[OpenAFS] VLDB corruption cause mount point go to other volume.

Thu, 21 Feb 2019 16:58:54 +0700

Hi everyone,

I have 3 vldb/pts servers and 13 file servers in my network. All are on 
the same subnet, same location.
We have encountered 2nd time of corrupted VLDB where when 'cd' into a 
mount point it go difference volume.

Example:
live.D1 mount at /afs/domain/live/data1
live.D2 mount at /afs/domain/live/data2
root.cell is at /afs/domain

cd /afs/domain/live/data1

'fs exa . ' show volume named 'live.D2' mounted at this mount point

'ls' show data in data2

or

cd /afs/domain

'fs exa . ' show volume named 'live.D1' mounted at this mount point

'ls' show data in data1

At first I think NTP getting out of sync but it is not.
I have 1 GPS NTP stratum 1 server and 2 of NTP stratum 2 on my network, 
Nagios and Cacti report no NTP down time during this event.

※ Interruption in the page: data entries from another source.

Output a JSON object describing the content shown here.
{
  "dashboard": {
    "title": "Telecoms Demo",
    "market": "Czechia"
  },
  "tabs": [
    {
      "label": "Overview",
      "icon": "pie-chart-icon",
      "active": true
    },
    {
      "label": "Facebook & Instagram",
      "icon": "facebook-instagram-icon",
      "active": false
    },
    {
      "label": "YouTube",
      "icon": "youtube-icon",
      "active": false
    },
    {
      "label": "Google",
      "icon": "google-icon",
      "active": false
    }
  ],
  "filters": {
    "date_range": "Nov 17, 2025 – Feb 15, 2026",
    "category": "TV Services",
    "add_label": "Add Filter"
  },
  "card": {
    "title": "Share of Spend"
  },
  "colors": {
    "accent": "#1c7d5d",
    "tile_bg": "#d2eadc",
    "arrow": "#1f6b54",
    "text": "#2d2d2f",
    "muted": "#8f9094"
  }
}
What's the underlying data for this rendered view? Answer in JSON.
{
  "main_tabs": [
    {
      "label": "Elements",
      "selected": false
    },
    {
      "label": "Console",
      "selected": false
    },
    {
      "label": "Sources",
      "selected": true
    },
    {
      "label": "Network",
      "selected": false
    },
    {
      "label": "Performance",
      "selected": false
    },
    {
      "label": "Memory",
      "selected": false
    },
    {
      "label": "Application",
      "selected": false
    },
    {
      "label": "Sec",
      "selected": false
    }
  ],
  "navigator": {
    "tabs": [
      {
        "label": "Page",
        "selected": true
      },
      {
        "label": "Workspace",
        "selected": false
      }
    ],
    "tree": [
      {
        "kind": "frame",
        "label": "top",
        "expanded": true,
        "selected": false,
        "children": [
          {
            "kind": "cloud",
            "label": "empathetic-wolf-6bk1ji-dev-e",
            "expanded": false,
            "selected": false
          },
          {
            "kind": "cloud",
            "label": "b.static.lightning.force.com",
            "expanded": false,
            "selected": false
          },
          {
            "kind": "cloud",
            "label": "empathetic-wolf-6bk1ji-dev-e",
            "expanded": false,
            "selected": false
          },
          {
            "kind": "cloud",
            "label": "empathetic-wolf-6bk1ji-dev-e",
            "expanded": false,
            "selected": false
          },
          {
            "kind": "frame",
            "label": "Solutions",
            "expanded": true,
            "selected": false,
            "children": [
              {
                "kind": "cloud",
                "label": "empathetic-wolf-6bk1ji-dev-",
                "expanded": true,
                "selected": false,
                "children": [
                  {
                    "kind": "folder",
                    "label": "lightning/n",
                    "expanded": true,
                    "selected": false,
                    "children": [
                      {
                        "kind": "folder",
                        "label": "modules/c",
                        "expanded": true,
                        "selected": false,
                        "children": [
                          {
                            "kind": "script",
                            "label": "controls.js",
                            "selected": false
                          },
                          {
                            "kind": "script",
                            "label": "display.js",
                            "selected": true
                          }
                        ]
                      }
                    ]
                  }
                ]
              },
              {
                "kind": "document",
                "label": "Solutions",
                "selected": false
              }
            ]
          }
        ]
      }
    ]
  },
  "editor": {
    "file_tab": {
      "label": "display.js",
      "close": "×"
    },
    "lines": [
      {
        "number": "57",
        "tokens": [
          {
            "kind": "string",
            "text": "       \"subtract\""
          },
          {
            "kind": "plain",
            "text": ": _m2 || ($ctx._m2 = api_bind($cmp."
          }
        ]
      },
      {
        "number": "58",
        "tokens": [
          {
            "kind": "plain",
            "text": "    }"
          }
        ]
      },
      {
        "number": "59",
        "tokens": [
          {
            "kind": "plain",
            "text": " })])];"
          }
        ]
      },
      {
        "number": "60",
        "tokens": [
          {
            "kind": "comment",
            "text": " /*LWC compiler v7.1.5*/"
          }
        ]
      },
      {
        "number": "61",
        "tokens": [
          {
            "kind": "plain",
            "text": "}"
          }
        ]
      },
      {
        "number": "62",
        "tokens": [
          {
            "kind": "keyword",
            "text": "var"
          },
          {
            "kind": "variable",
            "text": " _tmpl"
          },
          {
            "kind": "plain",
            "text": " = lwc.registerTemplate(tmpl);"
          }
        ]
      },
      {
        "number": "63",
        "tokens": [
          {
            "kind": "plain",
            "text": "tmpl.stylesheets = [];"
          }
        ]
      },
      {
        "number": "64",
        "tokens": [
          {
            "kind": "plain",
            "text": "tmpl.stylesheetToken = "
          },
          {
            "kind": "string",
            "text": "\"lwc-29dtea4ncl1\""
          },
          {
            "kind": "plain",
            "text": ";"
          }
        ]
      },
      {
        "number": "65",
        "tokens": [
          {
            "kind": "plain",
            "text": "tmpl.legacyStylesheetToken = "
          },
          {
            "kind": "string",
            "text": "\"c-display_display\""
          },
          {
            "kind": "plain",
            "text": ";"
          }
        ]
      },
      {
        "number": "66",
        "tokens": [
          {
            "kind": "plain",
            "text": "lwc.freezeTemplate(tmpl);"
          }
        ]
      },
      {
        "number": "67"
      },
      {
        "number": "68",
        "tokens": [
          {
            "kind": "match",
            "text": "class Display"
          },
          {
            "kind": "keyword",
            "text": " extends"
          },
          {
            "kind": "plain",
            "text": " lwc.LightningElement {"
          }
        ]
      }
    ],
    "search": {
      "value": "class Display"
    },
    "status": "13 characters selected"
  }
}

'vldb_check -database /var/lib/openafs/db/vldb.DB0'  show 'root.cell 
(xxxxxxxxxx) has no RW volume'  and ~10 volumes also 'has no RW volume'

So, I have backup of VLDB hourly, so it can be recovered fast enough but 
it is 2nd time that this happen.
Is anyone known why this would happen?  How can we prevent it?

Best regards,

Pommm